Blueberry sorting lines for a farm in France
This project was prepared for a French farm specialising in raspberry and blueberry production. With an area of 55 ha and a blueberry harvest of around 350 tonnes, the customer needed a solution that would allow a large quantity of fruit to be sorted efficiently during the season.
A blueberry sorting line adapted to a farm with large-scale production.
Country of installation: France
The farm produces soft fruit on an area of 55 ha and mainly grows raspberries and blueberries. With a blueberry harvest of around 350 tonnes per season, manual selection becomes a major organisational and cost burden. The key requirement was therefore to implement a solution that would speed up sorting, reduce the share of manual labour and maintain repeatable fruit quality for sale.
The customer also analysed competing American machines, but the available solutions were not well matched to the required capacity of the farm and involved a significantly higher investment cost. For this scale of production, the Green Sort line was a more rational choice: it made it possible to achieve the required capacity, maintain control over sorting quality and keep the investment at an economically justified level.

The line was selected for working with large quantities of fruit within a short seasonal period. In these conditions, not only sorting accuracy is important, but also stable fruit feeding, convenient operation and the ability to work for many hours a day without excessively increasing the number of people at the line.
The vision system analyses the fruit according to the set quality parameters, helping to separate blueberries that do not meet commercial requirements. This allows the farm to prepare fruit batches more quickly for further sale or packing.
After commissioning the first line and testing it in daily operation, the customer decided to order another machine. The second line makes it possible to distribute the workload more effectively during the season, increase sorting throughput and reduce the risk of a bottleneck after harvest.
For a farm of this size, it was an investment well suited to the scale of production. Compared with more expensive competing solutions, it provided the required functionality with a shorter payback time and a better fit to the customer’s real needs.

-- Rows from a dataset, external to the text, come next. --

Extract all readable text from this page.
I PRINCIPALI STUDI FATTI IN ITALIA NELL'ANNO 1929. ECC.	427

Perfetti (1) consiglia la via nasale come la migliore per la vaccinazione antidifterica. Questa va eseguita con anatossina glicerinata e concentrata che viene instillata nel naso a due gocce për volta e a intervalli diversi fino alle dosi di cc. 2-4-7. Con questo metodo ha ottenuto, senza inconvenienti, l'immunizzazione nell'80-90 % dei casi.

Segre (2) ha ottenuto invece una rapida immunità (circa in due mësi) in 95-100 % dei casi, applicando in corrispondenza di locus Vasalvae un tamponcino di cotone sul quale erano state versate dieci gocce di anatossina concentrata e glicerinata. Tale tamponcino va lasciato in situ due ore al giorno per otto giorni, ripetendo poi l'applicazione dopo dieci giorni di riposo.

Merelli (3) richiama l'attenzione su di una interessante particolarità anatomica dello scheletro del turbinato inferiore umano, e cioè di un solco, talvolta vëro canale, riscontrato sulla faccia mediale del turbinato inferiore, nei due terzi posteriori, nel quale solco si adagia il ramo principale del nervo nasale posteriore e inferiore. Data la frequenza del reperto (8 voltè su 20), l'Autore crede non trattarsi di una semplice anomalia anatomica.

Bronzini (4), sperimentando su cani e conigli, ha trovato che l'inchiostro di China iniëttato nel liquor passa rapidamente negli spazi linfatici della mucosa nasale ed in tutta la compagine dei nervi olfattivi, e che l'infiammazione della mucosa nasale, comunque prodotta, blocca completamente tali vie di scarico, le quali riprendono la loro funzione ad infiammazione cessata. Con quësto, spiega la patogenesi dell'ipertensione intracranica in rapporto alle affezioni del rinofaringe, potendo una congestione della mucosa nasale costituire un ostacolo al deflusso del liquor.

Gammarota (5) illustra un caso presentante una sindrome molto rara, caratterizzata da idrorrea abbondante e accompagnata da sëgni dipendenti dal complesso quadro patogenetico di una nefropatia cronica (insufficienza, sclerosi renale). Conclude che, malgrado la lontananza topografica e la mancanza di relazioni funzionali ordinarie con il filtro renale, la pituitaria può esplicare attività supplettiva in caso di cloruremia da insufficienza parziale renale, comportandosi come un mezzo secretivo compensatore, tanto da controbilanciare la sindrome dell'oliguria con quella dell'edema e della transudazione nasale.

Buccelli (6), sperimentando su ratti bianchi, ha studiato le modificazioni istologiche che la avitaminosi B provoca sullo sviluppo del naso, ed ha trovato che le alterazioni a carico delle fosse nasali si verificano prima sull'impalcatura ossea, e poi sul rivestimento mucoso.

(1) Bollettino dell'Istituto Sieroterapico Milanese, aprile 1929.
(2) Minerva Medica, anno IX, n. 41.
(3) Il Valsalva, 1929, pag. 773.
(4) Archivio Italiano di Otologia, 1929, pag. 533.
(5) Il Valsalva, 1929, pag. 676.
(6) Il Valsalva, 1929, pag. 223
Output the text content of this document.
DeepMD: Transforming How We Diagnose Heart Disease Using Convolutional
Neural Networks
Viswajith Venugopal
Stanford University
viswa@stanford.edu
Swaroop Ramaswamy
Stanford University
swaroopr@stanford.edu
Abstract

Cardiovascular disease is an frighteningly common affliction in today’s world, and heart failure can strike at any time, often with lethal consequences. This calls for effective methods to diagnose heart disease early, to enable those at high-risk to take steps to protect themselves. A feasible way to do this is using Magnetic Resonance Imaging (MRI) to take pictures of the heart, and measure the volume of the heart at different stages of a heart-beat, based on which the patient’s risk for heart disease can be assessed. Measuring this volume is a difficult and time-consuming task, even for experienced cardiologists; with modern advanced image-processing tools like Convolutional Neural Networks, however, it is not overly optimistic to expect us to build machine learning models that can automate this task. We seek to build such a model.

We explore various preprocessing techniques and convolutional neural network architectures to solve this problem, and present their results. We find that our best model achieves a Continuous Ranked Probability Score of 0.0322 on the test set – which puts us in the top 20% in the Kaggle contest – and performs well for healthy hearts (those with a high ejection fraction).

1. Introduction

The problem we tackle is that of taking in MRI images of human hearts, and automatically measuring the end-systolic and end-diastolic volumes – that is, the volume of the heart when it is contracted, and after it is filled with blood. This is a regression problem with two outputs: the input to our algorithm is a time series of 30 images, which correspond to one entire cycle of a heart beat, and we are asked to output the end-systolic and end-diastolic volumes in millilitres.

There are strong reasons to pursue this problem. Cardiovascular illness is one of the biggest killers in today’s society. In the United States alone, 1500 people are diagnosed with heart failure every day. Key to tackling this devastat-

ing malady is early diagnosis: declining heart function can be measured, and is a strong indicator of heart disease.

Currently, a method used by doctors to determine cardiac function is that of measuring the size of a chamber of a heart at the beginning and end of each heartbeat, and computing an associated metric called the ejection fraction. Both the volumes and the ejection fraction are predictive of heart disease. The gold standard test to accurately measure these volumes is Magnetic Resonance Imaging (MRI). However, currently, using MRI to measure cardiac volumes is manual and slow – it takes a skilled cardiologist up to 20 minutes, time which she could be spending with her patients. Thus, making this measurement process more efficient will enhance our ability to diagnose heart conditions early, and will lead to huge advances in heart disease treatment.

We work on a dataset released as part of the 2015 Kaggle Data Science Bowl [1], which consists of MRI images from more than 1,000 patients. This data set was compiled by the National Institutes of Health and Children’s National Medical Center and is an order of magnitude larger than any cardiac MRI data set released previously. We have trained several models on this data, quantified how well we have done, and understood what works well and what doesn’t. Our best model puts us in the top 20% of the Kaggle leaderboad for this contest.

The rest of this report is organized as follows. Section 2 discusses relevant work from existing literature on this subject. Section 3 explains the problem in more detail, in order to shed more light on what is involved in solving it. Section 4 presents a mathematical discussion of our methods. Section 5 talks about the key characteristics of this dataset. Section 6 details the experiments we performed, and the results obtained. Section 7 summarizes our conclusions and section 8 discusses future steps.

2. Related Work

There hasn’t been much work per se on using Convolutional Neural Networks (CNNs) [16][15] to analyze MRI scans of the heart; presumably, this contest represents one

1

The project in France shows that automating blueberry sorting can be particularly justified on farms that need to sort a large quantity of fruit in a short time. With production reaching hundreds of tonnes per season, a properly selected line helps reduce dependence on manual selection, improve work organisation and prepare fruit for sale more quickly. The order of another machine by the same customer confirmed that the solution worked well in practice and was matched to the scale of the farm.